È il primo passo della guerra commerciale tra Europa e Stati Uniti.L’incubo che il Vecchio continente ha cercato fino all’ultimo di scacciare ieri è diventato realtà quando il segretario al Commercio americano, Wilbur Ross, ha annunciato l’entrata in vigore allo scoccare della mezzanotte dei dazi su acciaio ( 25%) e alluminio (10%) provenienti da Ue, Canada e Messico che così raggiungono la Cina nella lista dei cattivi di Donald Trump. «I prodotti in acciaio e alluminio che importiamo minacciano la nostra sicurezza nazionale », spiegava il presidente degli Stati Uniti. Tesi che l’Europa respinge tacciando, anche con Merkel, di «illegalità» la decisione della Casa Bianca. E ora scatteranno le ritorsioni preparate da Bruxelles nelle ultime settimane nella vana speranza di non doverle usare.

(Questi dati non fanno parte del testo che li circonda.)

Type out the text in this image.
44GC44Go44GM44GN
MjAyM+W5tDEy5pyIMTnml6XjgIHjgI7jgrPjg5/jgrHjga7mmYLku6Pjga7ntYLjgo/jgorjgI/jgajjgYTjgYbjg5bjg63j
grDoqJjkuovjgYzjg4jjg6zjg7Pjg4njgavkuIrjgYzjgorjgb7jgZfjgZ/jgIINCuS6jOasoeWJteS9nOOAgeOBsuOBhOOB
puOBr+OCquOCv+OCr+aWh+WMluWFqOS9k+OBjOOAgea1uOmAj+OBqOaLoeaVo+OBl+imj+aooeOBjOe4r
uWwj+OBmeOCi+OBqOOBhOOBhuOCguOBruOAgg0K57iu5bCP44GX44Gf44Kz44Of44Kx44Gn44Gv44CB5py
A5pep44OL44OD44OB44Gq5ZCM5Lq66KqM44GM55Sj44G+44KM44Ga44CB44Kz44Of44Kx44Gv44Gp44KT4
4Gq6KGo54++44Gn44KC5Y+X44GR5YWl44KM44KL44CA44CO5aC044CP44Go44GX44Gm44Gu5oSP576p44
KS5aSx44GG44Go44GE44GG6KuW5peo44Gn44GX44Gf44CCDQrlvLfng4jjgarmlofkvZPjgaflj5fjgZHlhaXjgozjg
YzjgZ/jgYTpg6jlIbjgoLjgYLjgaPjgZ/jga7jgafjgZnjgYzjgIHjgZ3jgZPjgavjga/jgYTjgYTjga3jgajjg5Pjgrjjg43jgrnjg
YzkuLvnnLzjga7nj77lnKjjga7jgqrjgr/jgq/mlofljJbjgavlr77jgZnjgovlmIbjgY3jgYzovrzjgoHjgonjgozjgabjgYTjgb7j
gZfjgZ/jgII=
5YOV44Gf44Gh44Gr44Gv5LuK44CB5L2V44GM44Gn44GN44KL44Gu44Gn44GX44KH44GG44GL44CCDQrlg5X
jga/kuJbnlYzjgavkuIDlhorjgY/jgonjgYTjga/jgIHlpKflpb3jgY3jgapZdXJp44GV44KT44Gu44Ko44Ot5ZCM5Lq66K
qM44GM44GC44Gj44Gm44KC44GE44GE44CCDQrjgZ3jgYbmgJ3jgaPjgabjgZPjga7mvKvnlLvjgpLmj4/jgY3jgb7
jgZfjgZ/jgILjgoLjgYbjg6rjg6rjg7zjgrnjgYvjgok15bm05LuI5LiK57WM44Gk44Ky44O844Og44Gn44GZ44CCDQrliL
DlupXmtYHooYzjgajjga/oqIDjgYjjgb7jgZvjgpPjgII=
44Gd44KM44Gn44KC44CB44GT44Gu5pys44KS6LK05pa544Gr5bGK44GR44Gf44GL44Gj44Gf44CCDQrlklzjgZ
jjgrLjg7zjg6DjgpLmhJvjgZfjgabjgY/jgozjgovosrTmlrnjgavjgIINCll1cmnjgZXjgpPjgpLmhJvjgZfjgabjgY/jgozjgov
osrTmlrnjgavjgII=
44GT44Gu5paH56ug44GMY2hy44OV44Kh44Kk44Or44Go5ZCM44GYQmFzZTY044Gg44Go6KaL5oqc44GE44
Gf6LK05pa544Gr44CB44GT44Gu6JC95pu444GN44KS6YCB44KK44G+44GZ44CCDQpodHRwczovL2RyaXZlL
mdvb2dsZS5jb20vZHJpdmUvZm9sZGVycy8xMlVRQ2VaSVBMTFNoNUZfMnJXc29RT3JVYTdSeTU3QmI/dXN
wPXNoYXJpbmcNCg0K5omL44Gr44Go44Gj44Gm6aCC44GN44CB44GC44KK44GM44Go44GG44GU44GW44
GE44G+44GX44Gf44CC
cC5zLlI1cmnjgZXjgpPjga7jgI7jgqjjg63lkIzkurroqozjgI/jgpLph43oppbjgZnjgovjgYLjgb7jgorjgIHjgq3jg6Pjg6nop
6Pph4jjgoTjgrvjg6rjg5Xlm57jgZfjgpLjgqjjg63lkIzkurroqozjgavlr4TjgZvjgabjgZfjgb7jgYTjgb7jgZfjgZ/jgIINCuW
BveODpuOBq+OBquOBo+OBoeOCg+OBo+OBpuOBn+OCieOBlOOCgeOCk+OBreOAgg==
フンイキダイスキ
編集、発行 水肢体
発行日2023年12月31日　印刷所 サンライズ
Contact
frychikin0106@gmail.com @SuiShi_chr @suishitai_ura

Potrebbe essere l’inizio dell’escalation che gli europei hanno fatto di tutto per evitare e che un mese fa era stata congelata dalla Casa Bianca per dare tempo ai negoziatori. «Ma non c’è stato niente da fare » , affermava sconsolata la responsabile Ue Cecilia Malstroem. E così l’Unione lancerà « contromisure » , come ha subito annunciato Jean- Claude Juncker: «Si tratta – ha spiegato il presidente della Commissione – di puro e ingiustificato protezionismo, gli Stati Uniti non ci lasciano altra scelta che difendere l’interesse dell’Ue » . Gli faceva eco l’Europarlamento con il suo presidente, Antonio Tajani: « Risponderemo con tutti gli strumenti disponibili » . Per la Malstroem, impegnata fino all’ultimo nel negoziato per scongiurare i dazi Usa, l’amministrazione Trump «ha usato la minaccia di restrizioni commerciali per ottenere concessioni dalla Ue, ma questo non è il modo con cui noi facciamo affari e di comportarsi tra amici » . Merkel ha reagito affermando che all’America First si risponde con un’Europa « ferma e unita » . Macron, come il canadese Trudeau, ha deplorato il passo di Washington e ha annunciato una telefonata a Trump.
Ora l’Europa passerà alle contromisure, studiate perché siano proporzionate e lascino la porta a un futuro accordo che eviti l’escalation. Ricorrerà alla Wto, magari con un maxi ricorso preparato insieme alle altre vittime dei dazi Usa. Inoltre scatteranno identici dazi su acciaio e alluminio e tasse aggiuntive su prodotti americani dal valore di 2,9 miliardi ( pari al danno inflitto alla Ue). Principalmente saranno colpite con tasse del 25% merci simbolo del Made in Usa – Harley- Davidson, Levi’s, Marlboro, succo d’arancia, burro d’arachidi e Bourbon – per lo più provenienti dagli stati che hanno votato in massa il tycoon. Scatta anche la clausola di salvaguardia per impedire che i prodotti siderurgici deviati dai dazi invadano il mercato Ue. Anche il Messico annuncia ritorsioni, come il Canada, che ha predisposto un pacchetto da 12,8 miliardi di dollari di contro dazi. Ma gli Usa sembrano non avere paura: « La rappresaglia Ue non avrà impatto significativo sulla nostra economia » , affermava Ross.
L’escalation la temono però gli europei, spaventati che si inneschi una spirale di ritorsioni che coinvolga altri prodotti. I tedeschi ( ma anche italiani e francesi) tremano per le auto, tanto che ieri Ue e Giappone hanno affermato che dazi a quattro ruote farebbero saltare il Wto. Pure l’Italia avrebbe molto da perdere ( da qui l’appello di Confindustria ad agire con cautela), con Coldiretti che ha stimato in 40,5 miliardi i danni per il nostro Paese in caso di conflitto commerciale su larga scala. Timori condivisi dai mercati: se Milano ha limitato le perdite allo 0,6%, Francoforte è caduta (- 1,4%). Non a caso Merkel, come altri leader, pur chiedendo la reazione Ue ha lanciato l’allarme, augurandosi che non si cada nella trappola escalation.